Friday, March 15, 2013
Book Reviews: Kitchen House, Spring Moon and Wallflowers
I know I've said this before, but I love getting books that can be read in a few days, either because they're so good I can't put them down or they're short. Anyway, here are my latest book reviews.
The Kitchen House by Kathleen Grissom
After she was orphaned on a slave ship, Lavinia, an Irish girl, becomes an indentured servant on a plantation in the South. As she grows, her relationships with the black slaves become complicated as she is thrust into the world of the plantation owners. The plantation owner, Captain Pyke, is rarely home, his wife lives in an opium-induced stupor, leaving control to an evil field-master. As historical fiction, it's not very likely or accurate (it doesn't seem to be) but still is an interesting story. And as frustrating as Lavinia may be, since she seems to be rather immature in a lot of her decisions, I was still dying to know how the story would end. I'd give it 3.5/5 stars.
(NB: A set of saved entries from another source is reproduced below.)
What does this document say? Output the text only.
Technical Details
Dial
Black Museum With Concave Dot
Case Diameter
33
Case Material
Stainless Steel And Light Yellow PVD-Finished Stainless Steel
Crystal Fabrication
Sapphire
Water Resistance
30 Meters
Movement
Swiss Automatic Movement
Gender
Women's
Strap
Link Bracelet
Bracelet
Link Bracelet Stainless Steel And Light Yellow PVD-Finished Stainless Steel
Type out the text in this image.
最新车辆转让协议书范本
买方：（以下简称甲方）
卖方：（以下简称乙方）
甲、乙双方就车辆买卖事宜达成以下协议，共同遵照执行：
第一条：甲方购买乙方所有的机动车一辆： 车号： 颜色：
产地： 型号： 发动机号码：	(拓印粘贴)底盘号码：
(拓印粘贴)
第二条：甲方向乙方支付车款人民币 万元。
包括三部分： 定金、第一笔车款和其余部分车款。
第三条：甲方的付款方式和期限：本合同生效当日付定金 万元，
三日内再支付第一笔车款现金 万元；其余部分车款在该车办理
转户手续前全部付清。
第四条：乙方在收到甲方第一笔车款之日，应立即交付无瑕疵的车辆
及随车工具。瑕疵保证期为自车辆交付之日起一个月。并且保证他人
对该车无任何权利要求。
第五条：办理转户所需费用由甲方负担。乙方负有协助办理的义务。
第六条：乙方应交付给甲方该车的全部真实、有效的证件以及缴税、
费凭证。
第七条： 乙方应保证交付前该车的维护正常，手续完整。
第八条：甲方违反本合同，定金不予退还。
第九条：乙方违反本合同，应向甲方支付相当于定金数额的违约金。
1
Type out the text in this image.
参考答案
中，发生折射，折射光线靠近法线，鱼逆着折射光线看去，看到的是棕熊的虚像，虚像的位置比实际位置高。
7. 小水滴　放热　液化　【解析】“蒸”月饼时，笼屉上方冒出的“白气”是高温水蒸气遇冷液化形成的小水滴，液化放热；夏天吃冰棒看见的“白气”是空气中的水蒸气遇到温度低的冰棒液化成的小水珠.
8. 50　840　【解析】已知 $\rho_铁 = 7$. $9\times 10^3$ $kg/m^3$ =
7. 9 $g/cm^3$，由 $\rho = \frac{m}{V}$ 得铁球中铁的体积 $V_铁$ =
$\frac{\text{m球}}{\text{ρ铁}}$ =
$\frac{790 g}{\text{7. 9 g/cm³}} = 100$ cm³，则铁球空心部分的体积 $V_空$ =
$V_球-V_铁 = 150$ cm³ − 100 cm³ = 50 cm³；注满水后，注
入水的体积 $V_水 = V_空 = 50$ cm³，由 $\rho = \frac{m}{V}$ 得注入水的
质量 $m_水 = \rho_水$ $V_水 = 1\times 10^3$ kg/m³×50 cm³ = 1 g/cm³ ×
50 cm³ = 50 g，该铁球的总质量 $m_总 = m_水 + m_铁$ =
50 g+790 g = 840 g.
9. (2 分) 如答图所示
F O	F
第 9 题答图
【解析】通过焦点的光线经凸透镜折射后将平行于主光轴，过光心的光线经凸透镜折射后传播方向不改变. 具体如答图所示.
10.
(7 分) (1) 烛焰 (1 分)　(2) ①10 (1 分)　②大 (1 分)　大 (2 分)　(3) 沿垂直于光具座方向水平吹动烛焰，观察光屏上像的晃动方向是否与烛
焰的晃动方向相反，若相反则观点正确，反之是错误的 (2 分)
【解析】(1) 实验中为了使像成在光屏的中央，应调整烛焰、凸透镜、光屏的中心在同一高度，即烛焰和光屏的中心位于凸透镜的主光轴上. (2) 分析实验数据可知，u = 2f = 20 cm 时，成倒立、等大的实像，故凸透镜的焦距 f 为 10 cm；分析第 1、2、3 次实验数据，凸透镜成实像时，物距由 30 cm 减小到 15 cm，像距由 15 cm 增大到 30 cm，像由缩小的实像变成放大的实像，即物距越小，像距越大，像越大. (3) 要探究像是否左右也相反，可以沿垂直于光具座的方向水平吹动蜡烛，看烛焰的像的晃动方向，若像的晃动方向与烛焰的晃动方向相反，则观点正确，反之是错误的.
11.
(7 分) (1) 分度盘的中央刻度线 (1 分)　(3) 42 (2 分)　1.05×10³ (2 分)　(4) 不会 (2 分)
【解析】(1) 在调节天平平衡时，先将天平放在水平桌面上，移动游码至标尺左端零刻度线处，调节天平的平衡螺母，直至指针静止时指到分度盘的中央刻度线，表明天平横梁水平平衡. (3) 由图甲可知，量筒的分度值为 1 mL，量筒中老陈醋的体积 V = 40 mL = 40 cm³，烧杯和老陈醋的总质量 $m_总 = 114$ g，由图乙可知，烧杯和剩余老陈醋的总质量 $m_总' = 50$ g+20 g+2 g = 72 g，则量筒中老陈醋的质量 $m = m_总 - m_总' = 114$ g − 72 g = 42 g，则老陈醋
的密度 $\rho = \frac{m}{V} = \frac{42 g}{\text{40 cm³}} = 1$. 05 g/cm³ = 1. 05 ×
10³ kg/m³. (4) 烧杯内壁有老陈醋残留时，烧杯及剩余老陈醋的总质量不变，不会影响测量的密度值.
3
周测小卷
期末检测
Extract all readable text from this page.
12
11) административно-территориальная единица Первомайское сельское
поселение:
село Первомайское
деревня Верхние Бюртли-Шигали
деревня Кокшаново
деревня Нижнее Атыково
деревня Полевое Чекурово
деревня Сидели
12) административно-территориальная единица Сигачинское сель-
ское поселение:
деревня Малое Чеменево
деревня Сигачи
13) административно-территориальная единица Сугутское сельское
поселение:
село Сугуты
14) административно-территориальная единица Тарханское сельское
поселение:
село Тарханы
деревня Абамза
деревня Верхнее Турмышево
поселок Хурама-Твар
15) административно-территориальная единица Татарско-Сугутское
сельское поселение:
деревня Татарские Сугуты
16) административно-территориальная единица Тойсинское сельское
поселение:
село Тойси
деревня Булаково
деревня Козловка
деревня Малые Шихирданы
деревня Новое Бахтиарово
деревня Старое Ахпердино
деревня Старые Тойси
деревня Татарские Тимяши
This came highly recommended by my mom, and she describes it as a story of a "typical Chinese family" but very well written. Lord tells an in-depth story about, Spring Moon, a member of the renowned Chang family. From the time she is young she lives through the rigors and traditions of a young Chinese girl, from having her feet bound, to be married off to a man she's never met at 16. As she grows and has children of her own, China is changing around her; going through revolutions and eventually following into communism. It's a really incredible story. I didn't love it as much as my mom did, I got kind of lost in some of the characters and am honestly don't know much about Chinese history so wasn't that invested. 3/5 stars.
The Perks of Being a Wallflower by Stephen Chbosky
Chbosky tells the story from the point of view of Charlie, a high-schooler, writing letters about his freshman year experience to an unnamed acquaintance. He becomes friends with a group of seniors, has a crush on one of them, ruins his first relationship, deals with his family, drugs and alcohol. At the very end of the book, an important, life-changing fact about Charlie is revealed that sort of made me appreciate where he comes from and the book a little bit more. I went into this books with pretty high expectations and was sort of disappointed throughout. His experience was really different from mine in high school and I don't necessarily appreciate seemingly "typical" stories about high schoolers, where they deal with drugs, alcohol, etc. Anyway, 2.5/5 stars.